Erin Lechner
4/10/98
Je me regarde dans le petit miroir de l'hôtel. Il n'y a pas beaucoup
de lumière dans la chambre parce que mes yeux sont trop sensibles
à la clarté. Même dans l'obscurité, je sais
que la femme qui me regarde ne ressemble pas à la femme que j'étais
quand je me suis mariée à Michel. J'étais belle et
j'étais heureuse. Je me retourne du miroir ; de la femme pâle,
maigre et décharnée. Mes yeux sont creux parce que je suis
toujours fatiguée. Les sacs sous mes yeux sont là en permanence
comme si j'étais une vieille femme déjà.
Je porte ma chemise de nuit, quoiqu'il soit midi. J'avais chaud avec les
vêtements normaux. Je sais que ma fièvre augmente parce qu'au
milieu des vagues de chaleur il y a des coups de froid qui m'entourent comme
de l'eau. Je me noie dans les extrêmes de température. Mes
bras sont nus et la chair est blanche et presque irisée comme la
chair d'un enfant. Michel aime me toucher les bras, pas pour me calmer
mais pour son propre plaisir. Il les caresse tendrement depuis longtemps
et il regarde quelque chose dans la distance comme s'il essayait de se souvenir
d'un rêve qui échappe de sa tête. Les veines dans mes
bras sont bleues et ils palpitent faiblement avec la circulation du sang.
Je compte chaque palpitation de mon cur comme s'il était la
dernière. Il y a un écho dans ma tête avec chaque mouvement
de mon corps.
Je tousse toujours, mais maintenant c'est normal. C'est comme le cri d'un
enfant ; on pense le pire si l'enfant est silencieux. Ma tousse est une
affirmation pénible que je vis encore. Quelques fois je crache du
sang, mais je ne veux pas que Michel le sache. Je tousse violemment et
Michel entre de l'autre pièce. Il me regarde avec pitié comme
si j'étais un chien attrapé dans un piège. Il n'y
a plus d'espoir de vivre mais je souris à Michel donc il pense que
je me sens bien. Il sourit aussi mais il est hésitant et nerveux.

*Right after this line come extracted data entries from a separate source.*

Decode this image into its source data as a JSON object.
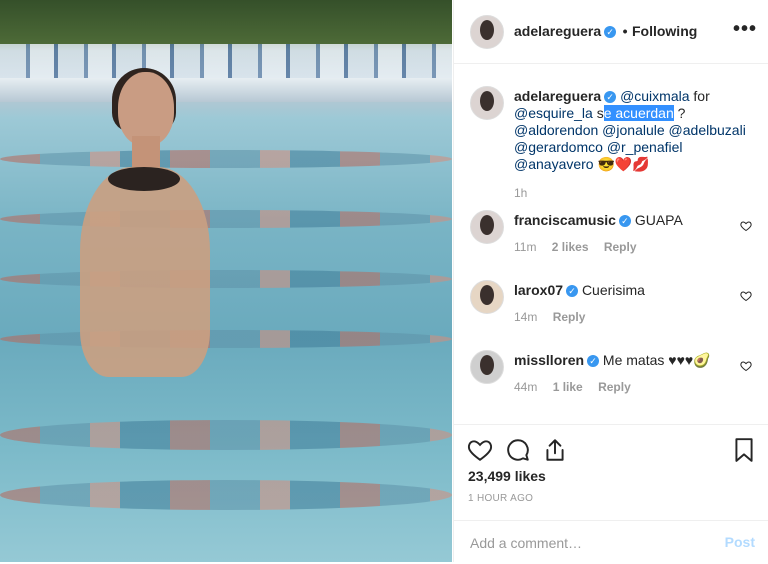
{
  "header": {
    "username": "adelareguera",
    "separator": "•",
    "follow_status": "Following",
    "more_label": "•••"
  },
  "caption": {
    "username": "adelareguera",
    "text_parts": [
      "@cuixmala",
      " for ",
      "@esquire_la",
      " s",
      "e acuerdan",
      " ?",
      "@aldorendon",
      "@jonalule",
      "@adelbuzali",
      "@gerardomco",
      "@r_penafiel",
      "@anayavero",
      "😎❤️💋"
    ],
    "time": "1h"
  },
  "comments": [
    {
      "username": "franciscamusic",
      "text": "GUAPA",
      "time": "11m",
      "likes": "2 likes",
      "reply": "Reply"
    },
    {
      "username": "larox07",
      "text": "Cuerisima",
      "time": "14m",
      "likes": "",
      "reply": "Reply"
    },
    {
      "username": "misslloren",
      "text": "Me matas ♥♥♥🥑",
      "time": "44m",
      "likes": "1 like",
      "reply": "Reply"
    }
  ],
  "stats": {
    "likes": "23,499 likes",
    "posted": "1 HOUR AGO"
  },
  "comment_box": {
    "placeholder": "Add a comment…",
    "post_label": "Post"
  },
  "colors": {
    "verified": "#3897f0",
    "mention": "#003569",
    "post_disabled": "#b3dbff"
  },
  "icons": [
    "verified-icon",
    "more-options-icon",
    "heart-icon",
    "comment-icon",
    "share-icon",
    "bookmark-icon"
  ]
}
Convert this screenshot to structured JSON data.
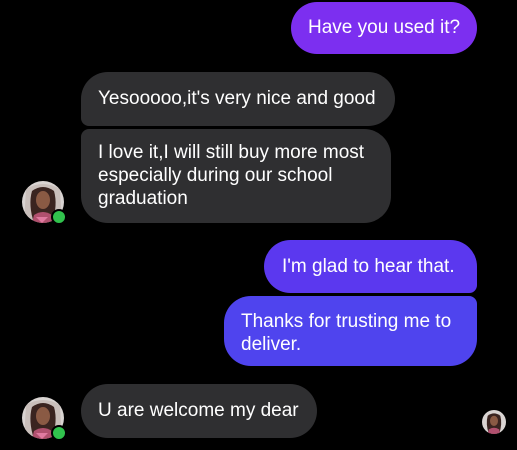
{
  "messages": [
    {
      "id": "m1",
      "direction": "outgoing",
      "text": "Have you used it?"
    },
    {
      "id": "m2",
      "direction": "incoming",
      "text": "Yesooooo,it's very nice and good"
    },
    {
      "id": "m3",
      "direction": "incoming",
      "text": "I love it,I will still buy more most\nespecially during our school\ngraduation"
    },
    {
      "id": "m4",
      "direction": "outgoing",
      "text": "I'm glad to hear that."
    },
    {
      "id": "m5",
      "direction": "outgoing",
      "text": "Thanks for trusting me to\ndeliver."
    },
    {
      "id": "m6",
      "direction": "incoming",
      "text": "U are welcome my dear"
    }
  ],
  "contact": {
    "status": "online",
    "status_color": "#31c24d"
  },
  "colors": {
    "background": "#000000",
    "incoming_bubble": "#2f2f31",
    "outgoing_gradient_top": "#7c2ff0",
    "outgoing_gradient_bottom": "#4f44ee"
  },
  "icons": {
    "contact_avatar": "contact-avatar-photo",
    "seen_indicator": "seen-avatar-photo"
  }
}
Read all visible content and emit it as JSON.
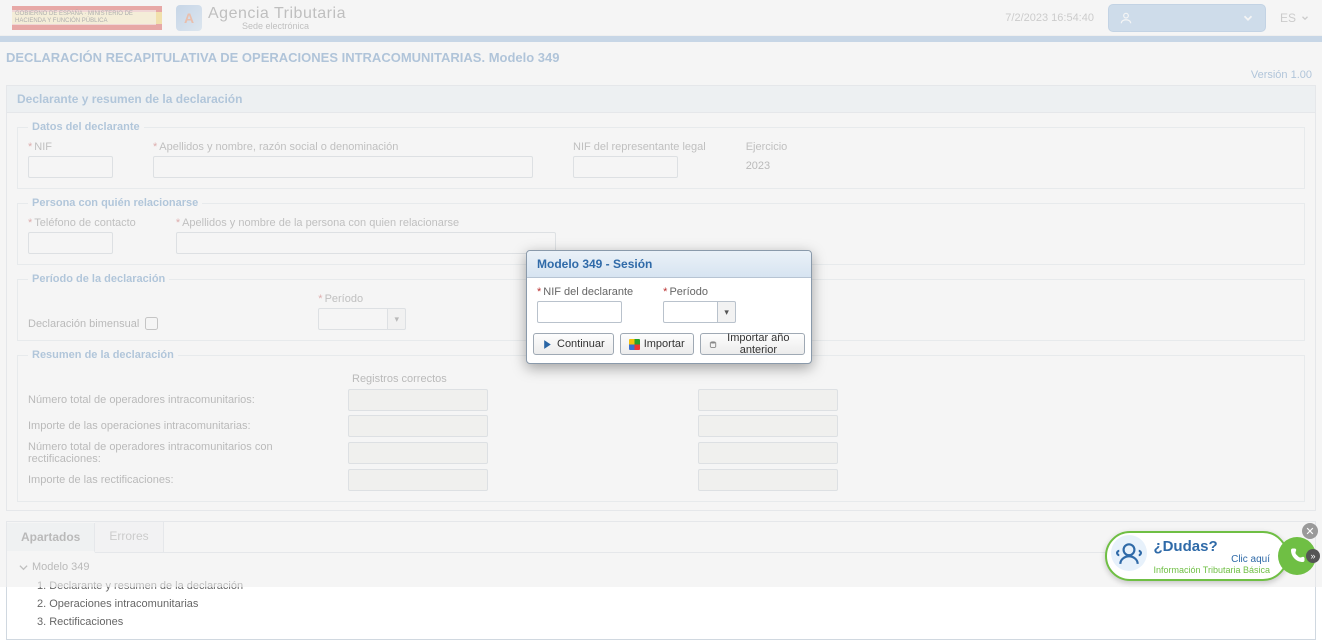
{
  "header": {
    "gob_text": "Gobierno de España · Ministerio de Hacienda y Función Pública",
    "agency": "Agencia Tributaria",
    "agency_sub": "Sede electrónica",
    "timestamp": "7/2/2023 16:54:40",
    "lang": "ES"
  },
  "page": {
    "title": "DECLARACIÓN RECAPITULATIVA DE OPERACIONES INTRACOMUNITARIAS. Modelo 349",
    "version": "Versión 1.00"
  },
  "panel": {
    "heading": "Declarante y resumen de la declaración",
    "grp_declarante": {
      "legend": "Datos del declarante",
      "nif_label": "NIF",
      "name_label": "Apellidos y nombre, razón social o denominación",
      "rep_label": "NIF del representante legal",
      "ejercicio_label": "Ejercicio",
      "ejercicio_value": "2023"
    },
    "grp_persona": {
      "legend": "Persona con quién relacionarse",
      "tel_label": "Teléfono de contacto",
      "nom_label": "Apellidos y nombre de la persona con quien relacionarse"
    },
    "grp_periodo": {
      "legend": "Período de la declaración",
      "bimensual_label": "Declaración bimensual",
      "periodo_label": "Período"
    },
    "grp_resumen": {
      "legend": "Resumen de la declaración",
      "col_correctos": "Registros correctos",
      "rows": [
        "Número total de operadores intracomunitarios:",
        "Importe de las operaciones intracomunitarias:",
        "Número total de operadores intracomunitarios con rectificaciones:",
        "Importe de las rectificaciones:"
      ]
    }
  },
  "tabs": {
    "apartados": "Apartados",
    "errores": "Errores",
    "root": "Modelo 349",
    "items": [
      "1. Declarante y resumen de la declaración",
      "2. Operaciones intracomunitarias",
      "3. Rectificaciones"
    ]
  },
  "modal": {
    "title": "Modelo 349 - Sesión",
    "nif_label": "NIF del declarante",
    "periodo_label": "Período",
    "btn_continuar": "Continuar",
    "btn_importar": "Importar",
    "btn_importar_ano": "Importar año anterior"
  },
  "help": {
    "q": "¿Dudas?",
    "c": "Clic aquí",
    "s": "Información Tributaria Básica"
  }
}
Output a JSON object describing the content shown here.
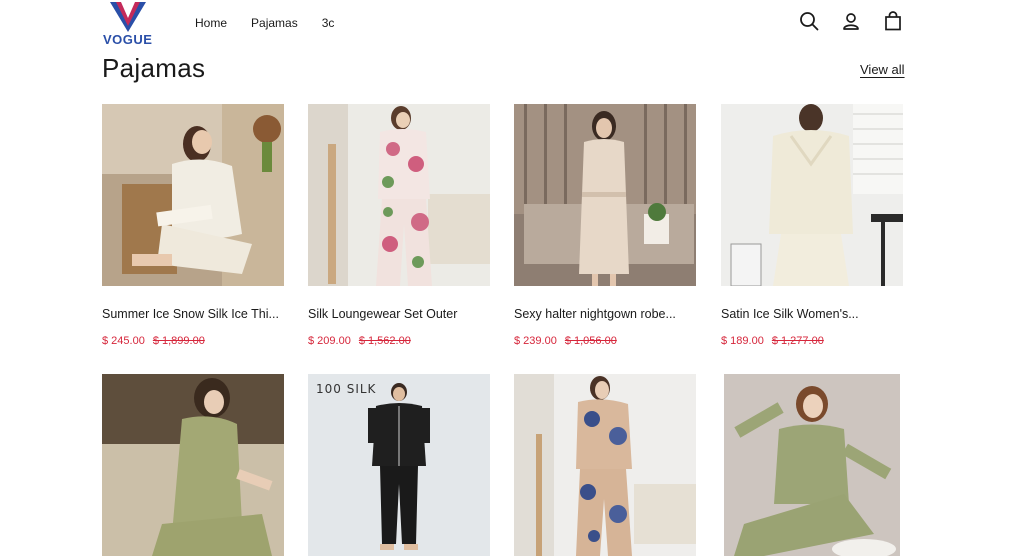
{
  "brand": {
    "name": "VOGUE"
  },
  "nav": {
    "items": [
      "Home",
      "Pajamas",
      "3c"
    ]
  },
  "header_icons": [
    "search-icon",
    "account-icon",
    "cart-icon"
  ],
  "section": {
    "title": "Pajamas",
    "view_all": "View all"
  },
  "products": [
    {
      "name": "Summer Ice Snow Silk Ice Thi...",
      "price": "$ 245.00",
      "compare_price": "$ 1,899.00"
    },
    {
      "name": "Silk Loungewear Set Outer",
      "price": "$ 209.00",
      "compare_price": "$ 1,562.00"
    },
    {
      "name": "Sexy halter nightgown robe...",
      "price": "$ 239.00",
      "compare_price": "$ 1,056.00"
    },
    {
      "name": "Satin Ice Silk Women's...",
      "price": "$ 189.00",
      "compare_price": "$ 1,277.00"
    },
    {
      "name": "",
      "price": "",
      "compare_price": ""
    },
    {
      "name": "",
      "price": "",
      "compare_price": "",
      "image_text": "100 SILK"
    },
    {
      "name": "",
      "price": "",
      "compare_price": ""
    },
    {
      "name": "",
      "price": "",
      "compare_price": ""
    }
  ],
  "colors": {
    "price": "#d6263b",
    "brand": "#2a4fa8",
    "brand_accent": "#c42a5a"
  }
}
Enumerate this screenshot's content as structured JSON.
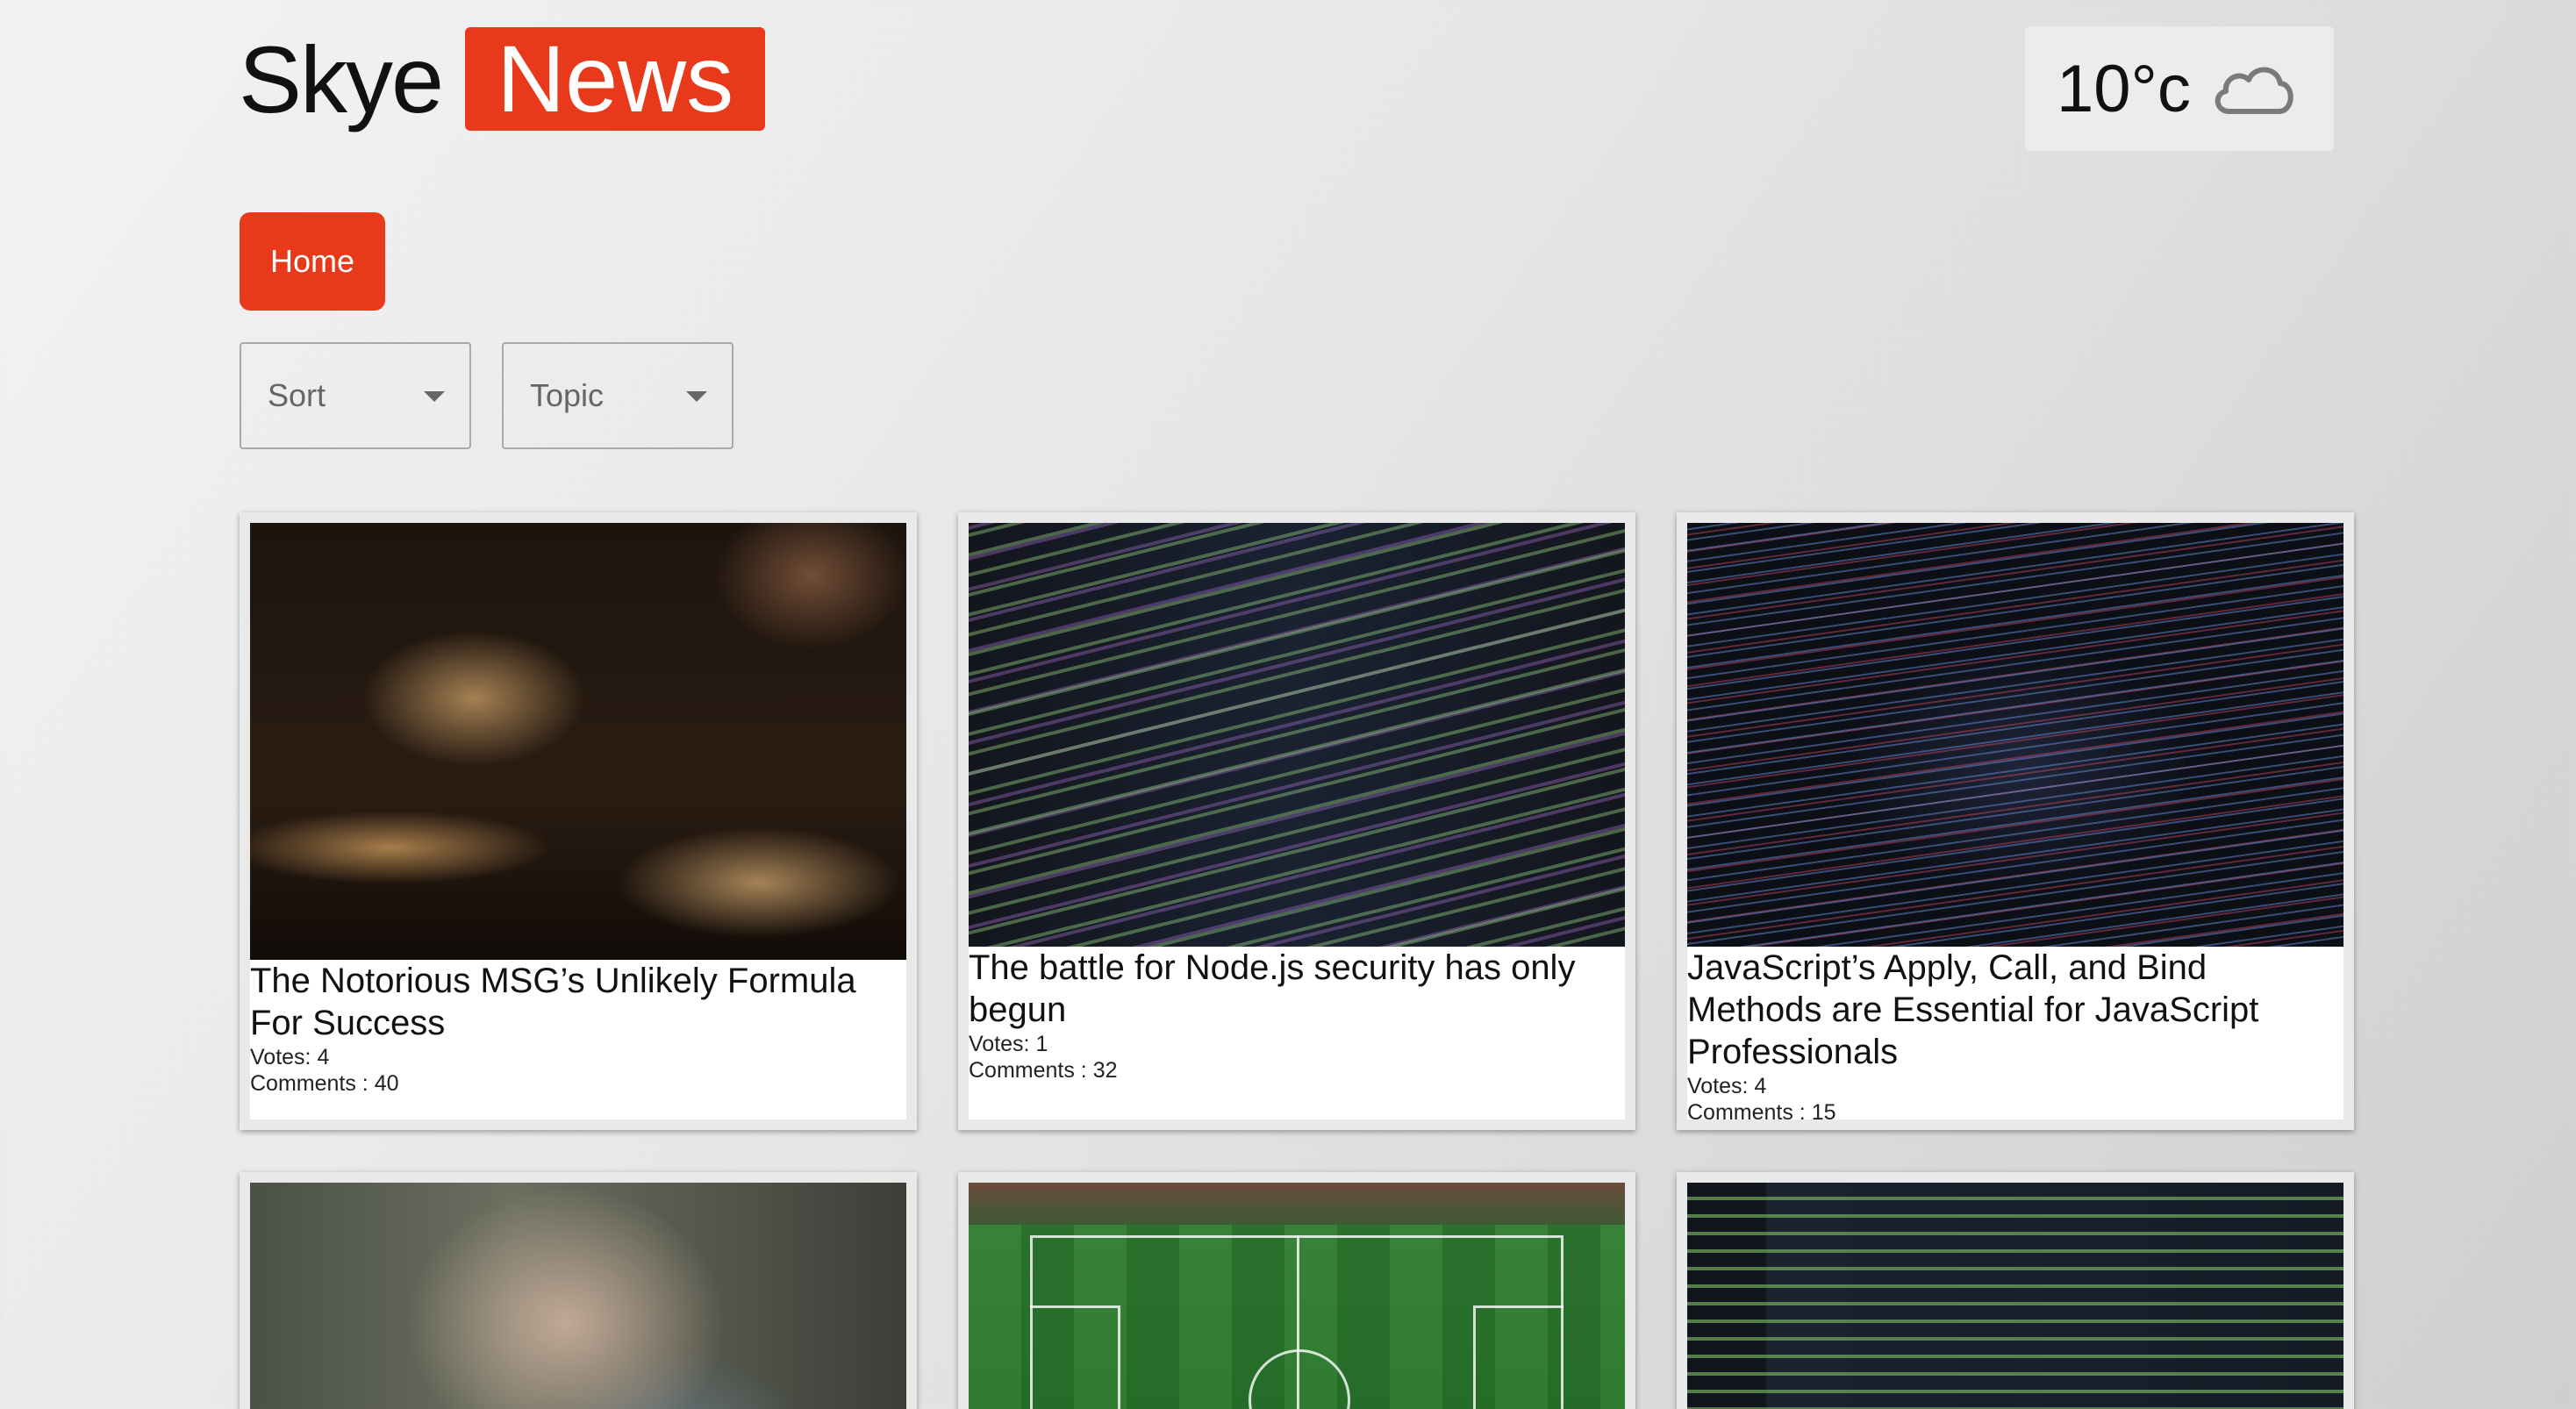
{
  "header": {
    "logo_part1": "Skye",
    "logo_part2": "News",
    "brand_color": "#e8391a"
  },
  "weather": {
    "temperature": "10°c",
    "icon": "cloud-icon"
  },
  "nav": {
    "home_label": "Home"
  },
  "filters": {
    "sort_label": "Sort",
    "topic_label": "Topic"
  },
  "articles": [
    {
      "title": "The Notorious MSG’s Unlikely Formula For Success",
      "votes": "Votes: 4",
      "comments": "Comments : 40",
      "image": "food-photo"
    },
    {
      "title": "The battle for Node.js security has only begun",
      "votes": "Votes: 1",
      "comments": "Comments : 32",
      "image": "code-screen-photo"
    },
    {
      "title": "JavaScript’s Apply, Call, and Bind Methods are Essential for JavaScript Professionals",
      "votes": "Votes: 4",
      "comments": "Comments : 15",
      "image": "code-screen-dark-photo"
    },
    {
      "image": "person-blurred-photo"
    },
    {
      "image": "football-pitch-aerial-photo"
    },
    {
      "image": "code-editor-photo"
    }
  ]
}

Je sais qu'il s'inquiète au sujet de ma santé. Je ne suis
pas si forte comme lui. Moi, je n'ai plus la force de me guérir.
Michel essaie de m'aider mais je ne veux pas à battre dans cette
bataille. J'ai assez vécu.
Quand Michel était malade depuis si longtemps, je savais qu'il se
guérirait. Il avait une détermination comme personne d'autre.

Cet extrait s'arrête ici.